When I was in high school and college whenever I read or heard stories of abuse and domestic violence I used to blame the woman for having stayed in such a relationship and for allowing things to escalate to such a point. I believed no one could lay a finger on you unless you give that person the power to do so. I was young. And I was naïve.
A few years later, fresh out of college, I was in a relationship with a man my parent didn’t really like all that much. Everything was okay for a year. I thought it was love, and that it was meant to be. My parents had raised me to believe in the sanctity of a relationship and I wasn’t in it with a mindset “let’s see where this goes”. Then we had an argument and he slapped me. I was stunned but he looked equally shocked and apologized profusely. I let it go.
Then some time later we had another argument and he grabbed me by my hair and threw me across the room. I was hurt. He quickly realized his mistake, said sorry and even made a joke about it. He said I had provoked him and that I should say sorry too. I did. We went out to dinner to patch things up. Before I knew it, this cycle of him hitting me, saying sorry and me forgiving him became quite a regular thing.

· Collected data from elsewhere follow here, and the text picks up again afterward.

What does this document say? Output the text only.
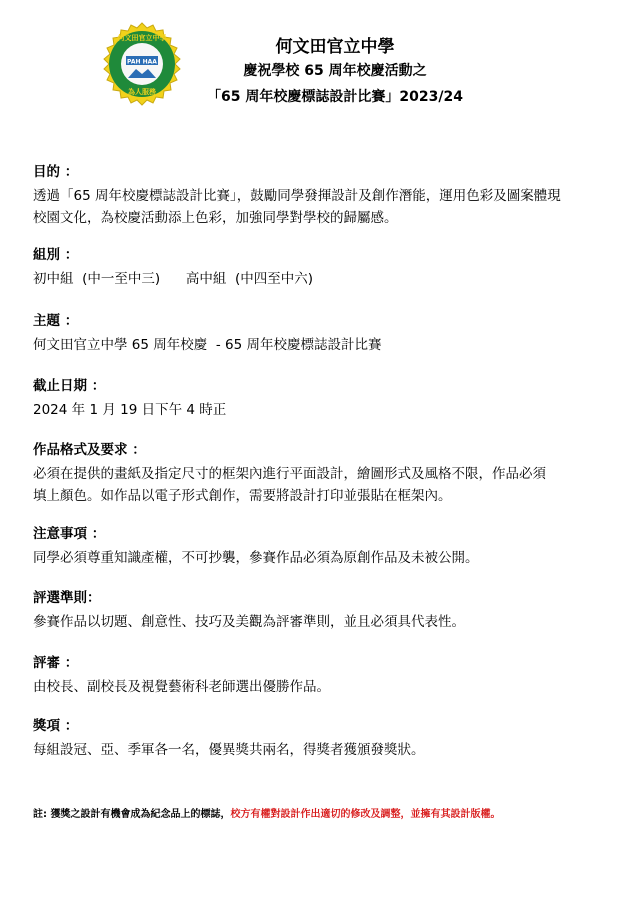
PAH HAA
何文田官立中學
為人服務
何文田官立中學
慶祝學校 65 周年校慶活動之
「65 周年校慶標誌設計比賽」2023/24
目的 ：
透過「65 周年校慶標誌設計比賽」，鼓勵同學發揮設計及創作潛能，運用色彩及圖案體現
校園文化，為校慶活動添上色彩，加強同學對學校的歸屬感。
組別 ：
初中組  (中一至中三)      高中組  (中四至中六)
主題 ：
何文田官立中學 65 周年校慶  - 65 周年校慶標誌設計比賽
截止日期 ：
2024 年 1 月 19 日下午 4 時正
作品格式及要求 ：
必須在提供的畫紙及指定尺寸的框架內進行平面設計，繪圖形式及風格不限，作品必須
填上顏色。如作品以電子形式創作，需要將設計打印並張貼在框架內。
注意事項 ：
同學必須尊重知識產權，不可抄襲，參賽作品必須為原創作品及未被公開。
評選準則：
參賽作品以切題、創意性、技巧及美觀為評審準則，並且必須具代表性。
評審 ：
由校長、副校長及視覺藝術科老師選出優勝作品。
獎項 ：
每組設冠、亞、季軍各一名，優異獎共兩名，得獎者獲頒發獎狀。
註: 獲獎之設計有機會成為紀念品上的標誌，校方有權對設計作出適切的修改及調整，並擁有其設計版權。
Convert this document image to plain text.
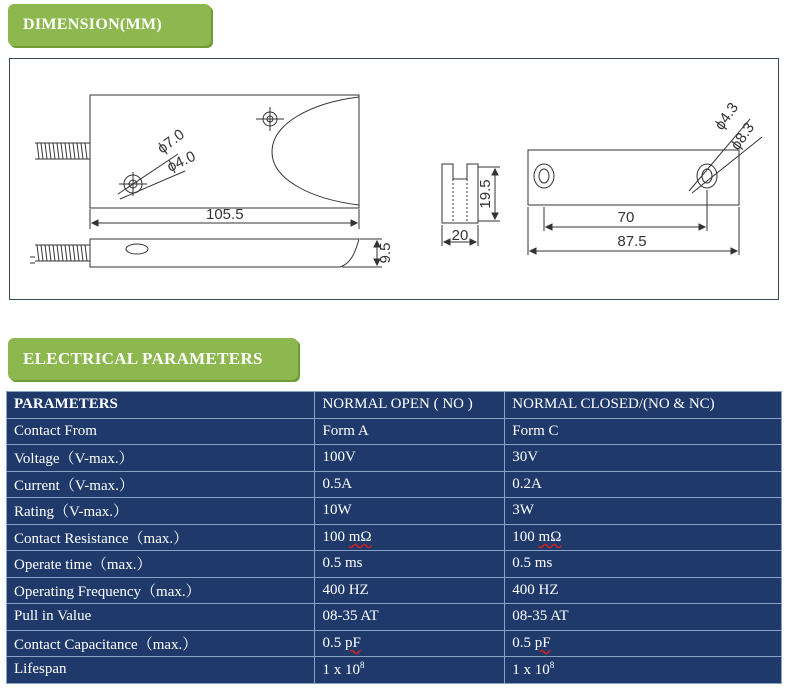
DIMENSION(MM)
105.5
ϕ7.0
ϕ4.0
9.5
20
19.5
70
87.5
ϕ4.3
ϕ8.3
ELECTRICAL PARAMETERS
PARAMETERS	NORMAL OPEN ( NO )	NORMAL CLOSED/(NO & NC)
Contact From	Form A	Form C
Voltage（V-max.）	100V	30V
Current（V-max.）	0.5A	0.2A
Rating（V-max.）	10W	3W
Contact Resistance（max.）	100 mΩ	100 mΩ
Operate time（max.）	0.5 ms	0.5 ms
Operating Frequency（max.）	400 HZ	400 HZ
Pull in Value	08-35 AT	08-35 AT
Contact Capacitance（max.）	0.5 pF	0.5 pF
Lifespan	1 x $10^8$	1 x $10^8$
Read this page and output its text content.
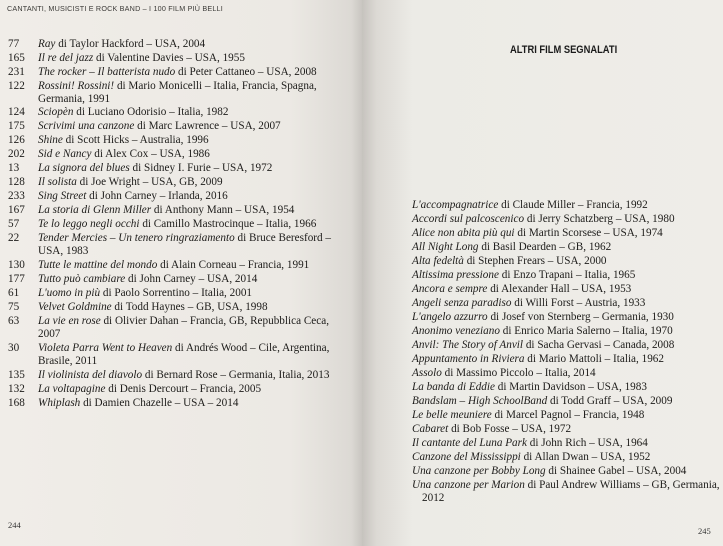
CANTANTI, MUSICISTI E ROCK BAND – I 100 FILM PIÙ BELLI
77	Ray di Taylor Hackford – USA, 2004
165	Il re del jazz di Valentine Davies – USA, 1955
231	The rocker – Il batterista nudo di Peter Cattaneo – USA, 2008
122	Rossini! Rossini! di Mario Monicelli – Italia, Francia, Spagna, Germania, 1991
124	Sciopèn di Luciano Odorisio – Italia, 1982
175	Scrivimi una canzone di Marc Lawrence – USA, 2007
126	Shine di Scott Hicks – Australia, 1996
202	Sid e Nancy di Alex Cox – USA, 1986
13	La signora del blues di Sidney I. Furie – USA, 1972
128	Il solista di Joe Wright – USA, GB, 2009
233	Sing Street di John Carney – Irlanda, 2016
167	La storia di Glenn Miller di Anthony Mann – USA, 1954
57	Te lo leggo negli occhi di Camillo Mastrocinque – Italia, 1966
22	Tender Mercies – Un tenero ringraziamento di Bruce Beresford – USA, 1983
130	Tutte le mattine del mondo di Alain Corneau – Francia, 1991
177	Tutto può cambiare di John Carney – USA, 2014
61	L'uomo in più di Paolo Sorrentino – Italia, 2001
75	Velvet Goldmine di Todd Haynes – GB, USA, 1998
63	La vie en rose di Olivier Dahan – Francia, GB, Repubblica Ceca, 2007
30	Violeta Parra Went to Heaven di Andrés Wood – Cile, Argentina, Brasile, 2011
135	Il violinista del diavolo di Bernard Rose – Germania, Italia, 2013
132	La voltapagine di Denis Dercourt – Francia, 2005
168	Whiplash di Damien Chazelle – USA – 2014
244
ALTRI FILM SEGNALATI
L'accompagnatrice di Claude Miller – Francia, 1992
Accordi sul palcoscenico di Jerry Schatzberg – USA, 1980
Alice non abita più qui di Martin Scorsese – USA, 1974
All Night Long di Basil Dearden – GB, 1962
Alta fedeltà di Stephen Frears – USA, 2000
Altissima pressione di Enzo Trapani – Italia, 1965
Ancora e sempre di Alexander Hall – USA, 1953
Angeli senza paradiso di Willi Forst – Austria, 1933
L'angelo azzurro di Josef von Sternberg – Germania, 1930
Anonimo veneziano di Enrico Maria Salerno – Italia, 1970
Anvil: The Story of Anvil di Sacha Gervasi – Canada, 2008
Appuntamento in Riviera di Mario Mattoli – Italia, 1962
Assolo di Massimo Piccolo – Italia, 2014
La banda di Eddie di Martin Davidson – USA, 1983
Bandslam – High SchoolBand di Todd Graff – USA, 2009
Le belle meuniere di Marcel Pagnol – Francia, 1948
Cabaret di Bob Fosse – USA, 1972
Il cantante del Luna Park di John Rich – USA, 1964
Canzone del Mississippi di Allan Dwan – USA, 1952
Una canzone per Bobby Long di Shainee Gabel – USA, 2004
Una canzone per Marion di Paul Andrew Williams – GB, Germania, 2012
245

Every little disagreement would inevitably lead to him being really rough with me. I had bruises and cuts that I had to take great care to hide whenever I went out. There was a time I had a nasty cut on my head. He had hit me with a badminton racquet. I told my colleagues that I had walked into a pole in the dark. Up until that point, I don’t think I even realized that I was a victim of gender violence. In my head, I called it misunderstanding between two people who loved each other.

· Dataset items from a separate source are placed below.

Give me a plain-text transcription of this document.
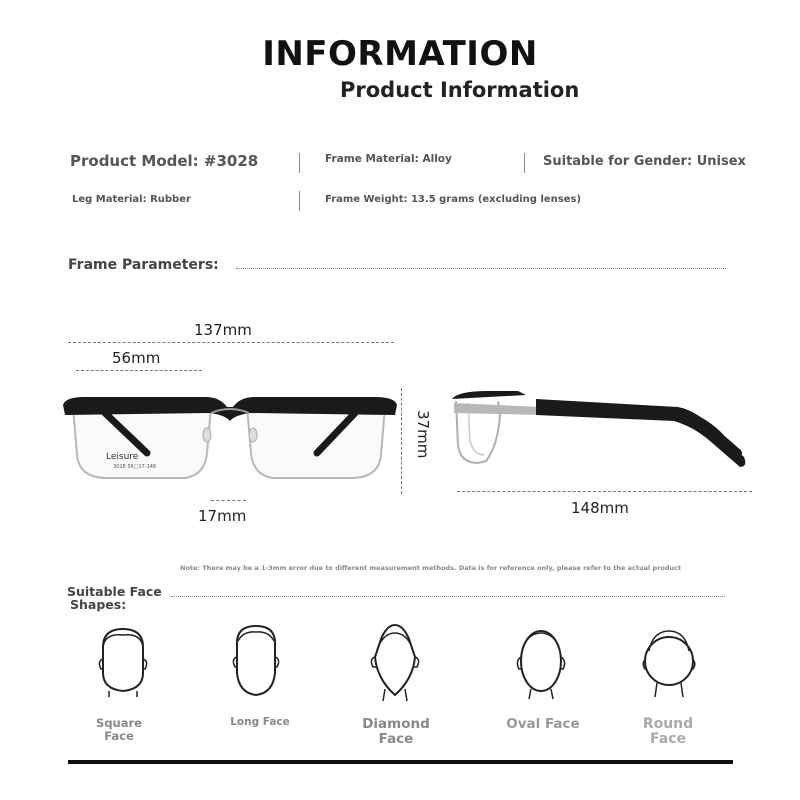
INFORMATION
Product Information
Product Model: #3028	Frame Material: Alloy	Suitable for Gender: Unisex
Leg Material: Rubber	Frame Weight: 13.5 grams (excluding lenses)
Frame Parameters:
137mm
56mm
37mm
17mm	148mm
Leisure
3028 56□17-148
Note: There may be a 1-3mm error due to different measurement methods. Data is for reference only, please refer to the actual product
Suitable Face
Shapes:
Square
Face
Long Face	Diamond
Face
Oval Face	Round
Face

Then I found out he had been abusive in his previous relationships as well. These things have a way of coming out just when your abuser doesn’t want them to. He tried to deny it but when I wasn’t convinced, he hit me again. This incident was once again followed by him expressing his “undying” love for me and he vowed never to do it again. He told me I could leave him if he ever hit me again. I said okay and that I would meet him the next day. And with that promise, he let me go. I never met him after that.
He would call and beg for me to see him and there were times when I almost relented but I was stronger than I had given myself credit for. I never caved in. He would insist that we meet and try to work things out but that only strengthened my resolve to never see him or have anything to do with him ever again. It was hard, of course. After all, at that point, I had been with him for almost three years.
I had become one of the women I had always judged so harshly – a woman who “allowed” abuse and who stayed despite it. I realized I had been incredibly stupid to have ever thought like. It took being a victim myself for me to realize that people always want to work things out as far as possible and always believe their abuser when he says sorry. When it happens for the first time, you often write it off as a one-time thing. The sad thing is that it’s hardly ever that.
Next, it’s not easy to walk out of a relationship, let alone a marriage. There are other factors to consider. There’s attachment, love, the comfort of the familiar, and often times, in case of marriage, other people to think of too. It’s even more complicated when there are children involved. Walking away is easy, I realized. It’s staying despite every cell in your body telling you not to that’s difficult.
When I realized that things weren’t working out and I would eventually have to end it, it broke my heart. The uncertainty of what next was also frightening. Would I be able to cope without someone I was used to seeing on a daily basis? After all, things weren’t always bad, there were good moments too, I reasoned. What made me stay for as long as I did was the hope that things would change. That love would win. If I were able to show him that despite his bad behavior I wouldn’t love him any less, he would eventually come around.
Talking about violence and admitting your partner/husband/wife is abusive is also very hard. Our society makes it even harder. People will look for faults in the woman and find ways (and really ingenious ones at that) to pin the blame on her. I know many women whose own families – parents, brothers, and sisters – have stopped talking to them after they separated from their abusive husbands. This mindset is also what binds many women to their abusers. They aren’t welcomed by their respective families so who do they turn to? Staying thus seems like the only option. So we try to convince ourselves that beneath all that anger, our partner does really love us.
The thing is someone who loves you will never put you through all that in the first place. Every relationship has its share of fights and arguments but you never want to hurt the other person. You might be angry and not want to talk but you don’t want to inflict pain either. And someone who does that to you will never change. There really is no hope. Walking out at the first hint of abuse (mental, verbal, physical, emotional) is the best thing you can do for yourself and all those involved – parents and children included. The prospect might seem scary but the alternative is worse.